Although the mechanics of this assembly process are becoming increasingly understood, surprisingly little is known about the mechanisms assuring its overall fidelity. Furthermore, given their inordinately long half-lives in eukaryotic cells, it is to be expected that some ribosomes will become nonfunctional over time as they accumulate oxidative damage due to normal cellular metabolism. We therefore wondered whether eukaryotes might possess any mechanisms for eliminating ribosomes that are fully assembled but functionally defective, akin to their abilities to eliminate mRNAs that are fully processed but defective.
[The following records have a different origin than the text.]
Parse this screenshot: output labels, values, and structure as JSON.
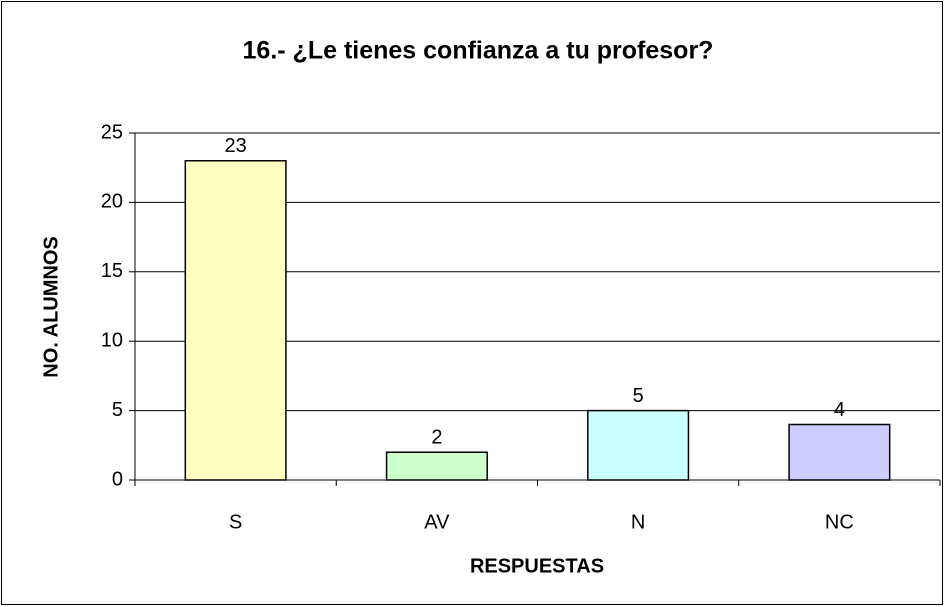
{
  "chart_data": {
    "type": "bar",
    "title": "16.- ¿Le tienes confianza a tu profesor?",
    "x_label": "RESPUESTAS",
    "y_label": "NO. ALUMNOS",
    "categories": [
      "S",
      "AV",
      "N",
      "NC"
    ],
    "values": [
      23,
      2,
      5,
      4
    ],
    "colors": [
      "#ffffc0",
      "#ccffcc",
      "#ccffff",
      "#ccccff"
    ],
    "ylim": [
      0,
      25
    ],
    "yticks": [
      0,
      5,
      10,
      15,
      20,
      25
    ],
    "grid": true
  }
}
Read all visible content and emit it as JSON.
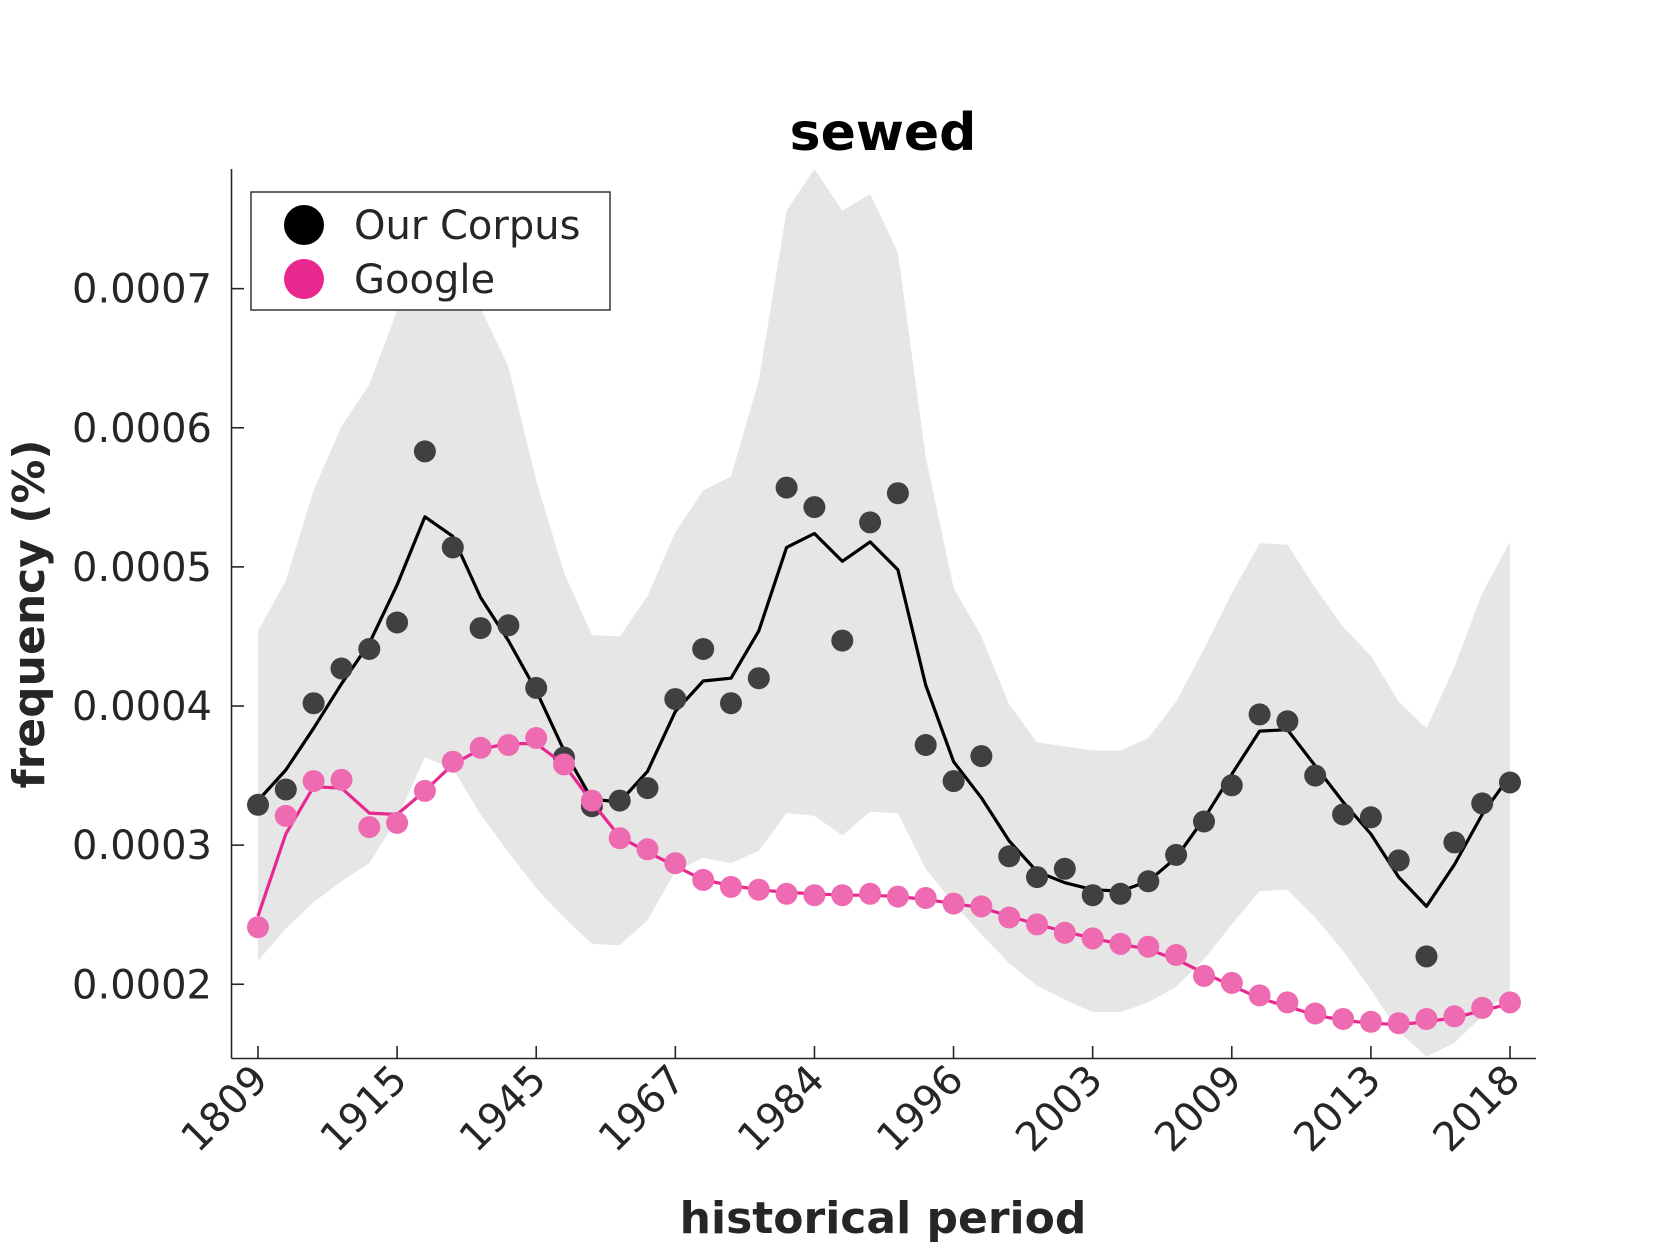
{
  "chart_data": {
    "type": "line",
    "title": "sewed",
    "xlabel": "historical period",
    "ylabel": "frequency (%)",
    "x_tick_labels": [
      "1809",
      "1915",
      "1945",
      "1967",
      "1984",
      "1996",
      "2003",
      "2009",
      "2013",
      "2018"
    ],
    "y_ticks": [
      0.0002,
      0.0003,
      0.0004,
      0.0005,
      0.0006,
      0.0007
    ],
    "y_tick_labels": [
      "0.0002",
      "0.0003",
      "0.0004",
      "0.0005",
      "0.0006",
      "0.0007"
    ],
    "ylim": [
      0.000147,
      0.000786
    ],
    "x_count": 46,
    "legend": {
      "placement": "top-left",
      "entries": [
        {
          "label": "Our Corpus",
          "color": "#000000"
        },
        {
          "label": "Google",
          "color": "#e8288f"
        }
      ]
    },
    "series": [
      {
        "name": "Our Corpus",
        "color": "#000000",
        "marker_color": "#404040",
        "points": [
          0.000329,
          0.00034,
          0.000402,
          0.000427,
          0.000441,
          0.00046,
          0.000583,
          0.000514,
          0.000456,
          0.000458,
          0.000413,
          0.000363,
          0.000328,
          0.000332,
          0.000341,
          0.000405,
          0.000441,
          0.000402,
          0.00042,
          0.000557,
          0.000543,
          0.000447,
          0.000532,
          0.000553,
          0.000372,
          0.000346,
          0.000364,
          0.000292,
          0.000277,
          0.000283,
          0.000264,
          0.000265,
          0.000274,
          0.000293,
          0.000317,
          0.000343,
          0.000394,
          0.000389,
          0.00035,
          0.000322,
          0.00032,
          0.000289,
          0.00022,
          0.000302,
          0.00033,
          0.000345
        ],
        "smoothed": [
          0.000332,
          0.000354,
          0.000384,
          0.000416,
          0.000445,
          0.000487,
          0.000536,
          0.000522,
          0.000478,
          0.000447,
          0.000411,
          0.000368,
          0.000333,
          0.000331,
          0.000353,
          0.000396,
          0.000418,
          0.00042,
          0.000454,
          0.000514,
          0.000524,
          0.000504,
          0.000518,
          0.000498,
          0.000415,
          0.00036,
          0.000334,
          0.000303,
          0.000281,
          0.000273,
          0.000268,
          0.000267,
          0.000274,
          0.000291,
          0.000319,
          0.000351,
          0.000382,
          0.000383,
          0.000357,
          0.000331,
          0.000308,
          0.000277,
          0.000256,
          0.000286,
          0.000322,
          0.00035
        ],
        "band_upper": [
          0.000454,
          0.00049,
          0.000555,
          0.000601,
          0.000631,
          0.000684,
          0.000732,
          0.00074,
          0.000686,
          0.000644,
          0.000562,
          0.000496,
          0.000451,
          0.00045,
          0.000479,
          0.000525,
          0.000555,
          0.000565,
          0.000634,
          0.000756,
          0.000786,
          0.000756,
          0.000768,
          0.000726,
          0.000579,
          0.000485,
          0.00045,
          0.000401,
          0.000374,
          0.000371,
          0.000368,
          0.000368,
          0.000377,
          0.000403,
          0.000441,
          0.000481,
          0.000517,
          0.000516,
          0.000485,
          0.000457,
          0.000436,
          0.000403,
          0.000384,
          0.000428,
          0.000481,
          0.000518
        ],
        "band_lower": [
          0.000217,
          0.00024,
          0.000259,
          0.000274,
          0.000287,
          0.000319,
          0.000363,
          0.000355,
          0.000322,
          0.000295,
          0.000269,
          0.000248,
          0.000229,
          0.000228,
          0.000246,
          0.000281,
          0.000291,
          0.000287,
          0.000296,
          0.000323,
          0.000321,
          0.000307,
          0.000324,
          0.000323,
          0.000283,
          0.000258,
          0.000236,
          0.000215,
          0.000199,
          0.000189,
          0.00018,
          0.00018,
          0.000187,
          0.000198,
          0.000218,
          0.000243,
          0.000267,
          0.000268,
          0.000248,
          0.000224,
          0.000196,
          0.000166,
          0.000148,
          0.000158,
          0.000177,
          0.000196
        ]
      },
      {
        "name": "Google",
        "color": "#e8288f",
        "marker_color": "#ee6bb2",
        "points": [
          0.000241,
          0.000321,
          0.000346,
          0.000347,
          0.000313,
          0.000316,
          0.000339,
          0.00036,
          0.00037,
          0.000372,
          0.000377,
          0.000358,
          0.000332,
          0.000305,
          0.000297,
          0.000287,
          0.000275,
          0.00027,
          0.000268,
          0.000265,
          0.000264,
          0.000264,
          0.000265,
          0.000263,
          0.000262,
          0.000258,
          0.000256,
          0.000248,
          0.000243,
          0.000237,
          0.000233,
          0.000229,
          0.000227,
          0.000221,
          0.000206,
          0.000201,
          0.000192,
          0.000187,
          0.000179,
          0.000175,
          0.000173,
          0.000172,
          0.000175,
          0.000177,
          0.000183,
          0.000187
        ],
        "smoothed": [
          0.000249,
          0.000308,
          0.000342,
          0.000341,
          0.000323,
          0.000322,
          0.000339,
          0.000358,
          0.000369,
          0.000373,
          0.000373,
          0.000358,
          0.000331,
          0.000306,
          0.000295,
          0.000285,
          0.000275,
          0.000271,
          0.000268,
          0.000266,
          0.000265,
          0.000264,
          0.000264,
          0.000263,
          0.000261,
          0.000258,
          0.000255,
          0.000249,
          0.000243,
          0.000238,
          0.000233,
          0.000229,
          0.000225,
          0.000218,
          0.000208,
          0.000199,
          0.00019,
          0.000184,
          0.000178,
          0.000174,
          0.000172,
          0.000171,
          0.000173,
          0.000176,
          0.000181,
          0.000186
        ]
      }
    ]
  }
}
To test this, we introduced point mutations into the peptidyltransferase center of 25S rRNA and the decoding center of 18S rRNA in S. cerevisiae. These mutant rRNAs are assembled into ribosomes, but they display markedly decreased steady-state levels compared to wild-type rRNAs.
Preliminary analyses of knockout strains have revealed several candidate genes important for decreased expression of the translationally defective mutant rRNAs. Our results therefore indicate that budding yeast do contain a quality control system capable of recognizing and eliminating translationally deficient ribosomes so as to prevent their interference with normal cellular function. We continue to study the trans-acting factors and molecular mechanisms involved in this process.